Il progresso dei limiti

Cara Left Wing – Nei giorni scorsi, un importante e autorevole contributo al dibattito su destra e sinistra è venuto sulle pagine del Corriere della sera addirittura da Roberto Calasso. Non che sia un contributo nuovo, visto che l’illustre scrittore ha ritenuto ancora valide le considerazioni che in merito fece nel lontano 1993, e già questo dovrebbe segnalare, a parer suo, quanto logoro sia il dibattito medesimo. Ma è nel merito che queste considerazioni si segnalano.
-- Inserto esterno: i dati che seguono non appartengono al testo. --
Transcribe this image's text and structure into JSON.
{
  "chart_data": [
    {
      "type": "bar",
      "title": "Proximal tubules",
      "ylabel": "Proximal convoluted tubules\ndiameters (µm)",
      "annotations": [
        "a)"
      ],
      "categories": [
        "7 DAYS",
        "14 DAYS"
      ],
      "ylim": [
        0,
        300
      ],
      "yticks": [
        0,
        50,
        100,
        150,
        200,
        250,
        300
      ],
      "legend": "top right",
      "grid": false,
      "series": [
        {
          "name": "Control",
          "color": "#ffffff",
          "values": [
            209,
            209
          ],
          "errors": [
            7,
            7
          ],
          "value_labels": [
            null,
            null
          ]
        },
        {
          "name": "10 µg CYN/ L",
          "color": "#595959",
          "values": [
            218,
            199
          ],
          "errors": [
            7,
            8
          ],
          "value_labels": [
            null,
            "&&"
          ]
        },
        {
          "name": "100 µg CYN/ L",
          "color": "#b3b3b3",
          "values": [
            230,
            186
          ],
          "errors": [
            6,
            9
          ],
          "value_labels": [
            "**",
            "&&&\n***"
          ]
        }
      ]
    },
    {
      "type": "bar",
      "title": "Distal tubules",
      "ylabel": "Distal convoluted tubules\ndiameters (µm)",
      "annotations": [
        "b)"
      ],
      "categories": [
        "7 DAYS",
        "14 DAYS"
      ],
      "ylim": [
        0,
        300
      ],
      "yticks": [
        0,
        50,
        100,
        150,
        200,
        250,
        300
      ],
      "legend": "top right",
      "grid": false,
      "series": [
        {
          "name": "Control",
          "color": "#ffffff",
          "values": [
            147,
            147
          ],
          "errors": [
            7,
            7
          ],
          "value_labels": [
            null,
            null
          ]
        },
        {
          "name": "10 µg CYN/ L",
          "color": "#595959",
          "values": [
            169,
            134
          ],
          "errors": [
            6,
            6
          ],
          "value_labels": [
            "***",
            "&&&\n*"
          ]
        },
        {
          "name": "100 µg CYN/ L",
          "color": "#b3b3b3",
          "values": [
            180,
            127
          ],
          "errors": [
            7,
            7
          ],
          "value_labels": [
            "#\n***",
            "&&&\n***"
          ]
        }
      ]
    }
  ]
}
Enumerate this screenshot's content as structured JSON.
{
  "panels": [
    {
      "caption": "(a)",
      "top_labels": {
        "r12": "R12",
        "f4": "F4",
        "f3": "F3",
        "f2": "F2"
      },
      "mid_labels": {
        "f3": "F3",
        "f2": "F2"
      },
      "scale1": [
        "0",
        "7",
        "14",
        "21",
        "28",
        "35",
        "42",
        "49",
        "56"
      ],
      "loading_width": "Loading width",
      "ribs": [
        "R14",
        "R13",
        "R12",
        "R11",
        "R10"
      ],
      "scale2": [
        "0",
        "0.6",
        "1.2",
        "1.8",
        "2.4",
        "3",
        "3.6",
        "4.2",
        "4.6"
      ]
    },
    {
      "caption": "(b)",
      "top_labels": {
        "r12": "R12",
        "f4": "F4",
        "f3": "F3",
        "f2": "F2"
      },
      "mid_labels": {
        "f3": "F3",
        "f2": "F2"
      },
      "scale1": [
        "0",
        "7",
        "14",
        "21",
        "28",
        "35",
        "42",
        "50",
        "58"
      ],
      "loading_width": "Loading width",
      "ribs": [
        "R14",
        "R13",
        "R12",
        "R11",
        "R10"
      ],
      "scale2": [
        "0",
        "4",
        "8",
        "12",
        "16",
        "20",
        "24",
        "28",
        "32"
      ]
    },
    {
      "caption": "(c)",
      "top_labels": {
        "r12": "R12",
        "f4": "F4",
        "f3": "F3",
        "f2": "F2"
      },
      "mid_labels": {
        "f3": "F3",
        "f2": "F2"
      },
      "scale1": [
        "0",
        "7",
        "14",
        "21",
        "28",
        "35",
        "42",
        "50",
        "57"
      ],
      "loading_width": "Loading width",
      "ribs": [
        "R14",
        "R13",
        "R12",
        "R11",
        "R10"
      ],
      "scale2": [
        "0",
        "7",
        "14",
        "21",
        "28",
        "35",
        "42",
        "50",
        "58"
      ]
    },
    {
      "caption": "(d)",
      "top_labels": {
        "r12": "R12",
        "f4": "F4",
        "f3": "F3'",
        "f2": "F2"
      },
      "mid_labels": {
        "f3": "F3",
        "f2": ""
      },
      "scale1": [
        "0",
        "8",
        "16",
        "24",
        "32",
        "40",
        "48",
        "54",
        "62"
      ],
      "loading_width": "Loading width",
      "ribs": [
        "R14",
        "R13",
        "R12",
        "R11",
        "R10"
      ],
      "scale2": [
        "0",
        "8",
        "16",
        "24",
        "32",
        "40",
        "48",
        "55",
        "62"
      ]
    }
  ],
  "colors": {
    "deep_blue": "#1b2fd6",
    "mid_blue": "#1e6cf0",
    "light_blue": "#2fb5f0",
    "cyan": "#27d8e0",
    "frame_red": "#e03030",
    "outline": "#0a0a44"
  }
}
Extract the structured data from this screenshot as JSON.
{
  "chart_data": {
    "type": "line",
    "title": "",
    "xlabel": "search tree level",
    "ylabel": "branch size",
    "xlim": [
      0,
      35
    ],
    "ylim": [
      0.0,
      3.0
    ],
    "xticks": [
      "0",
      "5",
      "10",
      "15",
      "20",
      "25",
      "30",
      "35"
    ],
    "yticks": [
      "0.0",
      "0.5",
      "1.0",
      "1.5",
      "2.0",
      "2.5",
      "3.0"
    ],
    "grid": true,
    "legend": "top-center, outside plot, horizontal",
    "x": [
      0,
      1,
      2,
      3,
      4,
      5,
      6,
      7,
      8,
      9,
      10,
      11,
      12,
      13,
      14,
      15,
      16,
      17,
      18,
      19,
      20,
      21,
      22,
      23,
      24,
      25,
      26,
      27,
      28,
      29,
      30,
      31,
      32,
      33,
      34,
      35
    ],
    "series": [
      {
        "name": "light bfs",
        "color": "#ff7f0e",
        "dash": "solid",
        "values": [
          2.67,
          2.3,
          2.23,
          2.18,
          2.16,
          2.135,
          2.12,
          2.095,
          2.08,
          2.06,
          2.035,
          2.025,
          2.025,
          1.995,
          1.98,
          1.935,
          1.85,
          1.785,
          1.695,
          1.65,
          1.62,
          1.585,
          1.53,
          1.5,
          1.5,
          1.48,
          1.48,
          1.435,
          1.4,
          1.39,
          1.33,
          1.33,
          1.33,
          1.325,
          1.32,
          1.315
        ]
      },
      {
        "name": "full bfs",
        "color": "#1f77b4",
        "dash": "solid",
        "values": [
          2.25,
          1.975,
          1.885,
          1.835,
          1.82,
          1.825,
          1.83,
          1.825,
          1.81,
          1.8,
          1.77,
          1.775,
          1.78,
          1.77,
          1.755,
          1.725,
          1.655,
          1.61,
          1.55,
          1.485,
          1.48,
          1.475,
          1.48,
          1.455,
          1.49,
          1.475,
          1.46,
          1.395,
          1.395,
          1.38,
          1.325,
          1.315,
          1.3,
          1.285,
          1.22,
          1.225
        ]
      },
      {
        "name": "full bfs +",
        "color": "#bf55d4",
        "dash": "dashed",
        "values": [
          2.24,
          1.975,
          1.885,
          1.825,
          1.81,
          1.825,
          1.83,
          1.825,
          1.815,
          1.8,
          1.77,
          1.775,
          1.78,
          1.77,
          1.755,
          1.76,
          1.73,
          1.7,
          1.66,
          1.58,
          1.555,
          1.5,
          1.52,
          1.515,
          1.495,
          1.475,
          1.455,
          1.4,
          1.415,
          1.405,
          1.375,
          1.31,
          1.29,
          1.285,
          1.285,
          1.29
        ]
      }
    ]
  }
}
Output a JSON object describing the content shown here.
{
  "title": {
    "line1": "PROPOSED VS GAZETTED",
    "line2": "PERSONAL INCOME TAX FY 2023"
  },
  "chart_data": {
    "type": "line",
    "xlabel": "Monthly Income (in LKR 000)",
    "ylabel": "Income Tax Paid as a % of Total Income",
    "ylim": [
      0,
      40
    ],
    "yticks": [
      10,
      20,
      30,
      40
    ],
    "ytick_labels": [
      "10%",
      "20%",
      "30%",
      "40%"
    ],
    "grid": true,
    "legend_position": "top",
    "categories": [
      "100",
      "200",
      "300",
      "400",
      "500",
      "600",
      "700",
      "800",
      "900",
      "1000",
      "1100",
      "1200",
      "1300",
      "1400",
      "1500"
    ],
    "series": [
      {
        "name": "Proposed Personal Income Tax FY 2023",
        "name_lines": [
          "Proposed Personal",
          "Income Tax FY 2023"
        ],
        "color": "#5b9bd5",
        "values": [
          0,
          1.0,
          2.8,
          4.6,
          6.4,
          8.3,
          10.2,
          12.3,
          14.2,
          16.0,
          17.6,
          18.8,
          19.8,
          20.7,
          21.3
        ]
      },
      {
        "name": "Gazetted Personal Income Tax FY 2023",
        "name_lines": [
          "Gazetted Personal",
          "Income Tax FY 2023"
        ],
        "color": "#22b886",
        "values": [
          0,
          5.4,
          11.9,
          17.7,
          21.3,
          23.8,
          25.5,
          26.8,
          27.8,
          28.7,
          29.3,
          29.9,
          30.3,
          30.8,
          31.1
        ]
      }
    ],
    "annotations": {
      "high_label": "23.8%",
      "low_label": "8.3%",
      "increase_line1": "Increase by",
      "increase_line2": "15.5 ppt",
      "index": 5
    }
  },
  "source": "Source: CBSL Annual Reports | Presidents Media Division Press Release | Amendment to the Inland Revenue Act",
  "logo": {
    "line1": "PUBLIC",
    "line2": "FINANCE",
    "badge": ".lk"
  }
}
Calasso ritiene infatti che ci voglia della “beata improntitudine” per parlare oggi di progresso, perché la parola è del tutto priva di significato. Io però mi chiedo come stia insieme l’idea che la parola progressista sia semplicemente inservibile, e faccia vagamente schifo, con l’affermazione – che Calasso ci dona nel corso del medesimo contributo – che la democrazia formale rappresenti “la forma politica più alta che l’Occidente abbia inventato”, visto che per inventarla c’è voluto, in mezzo a molte altre cose, anche un bel po’ di tempo. Forse Calasso concederà almeno questo, che è un progresso limitarsi a una definizione molto limitata di progresso. E dunque, con le sue stesse parole: c’è progresso quando si consideri che la democrazia è, fino a prova contraria, la forma politica più alta che l’Occidente abbia inventato. E siccome Calasso afferma pure che la democrazia “fa già un’enorme fatica ad applicarsi nei paesi che l’hanno inventata”, ricavo senza troppo difficoltà anche una definizione implicita di progressista: è progressista colui il quale ritenga che la democrazia non si applica senza fatica, e va anzi aiutata e sostenuta, perché si stabilisca o si consolidi contro le potenti spinte che vengono in senso contrario (da qualunque parte vengano). Ringrazio l’illustre scrittore nonché editore di prestigio Roberto Calasso per avermi fornita, sia pure obtorto collo, una indicazione abbastanza soddisfacente di cosa sia il progresso e di chi sia progressista.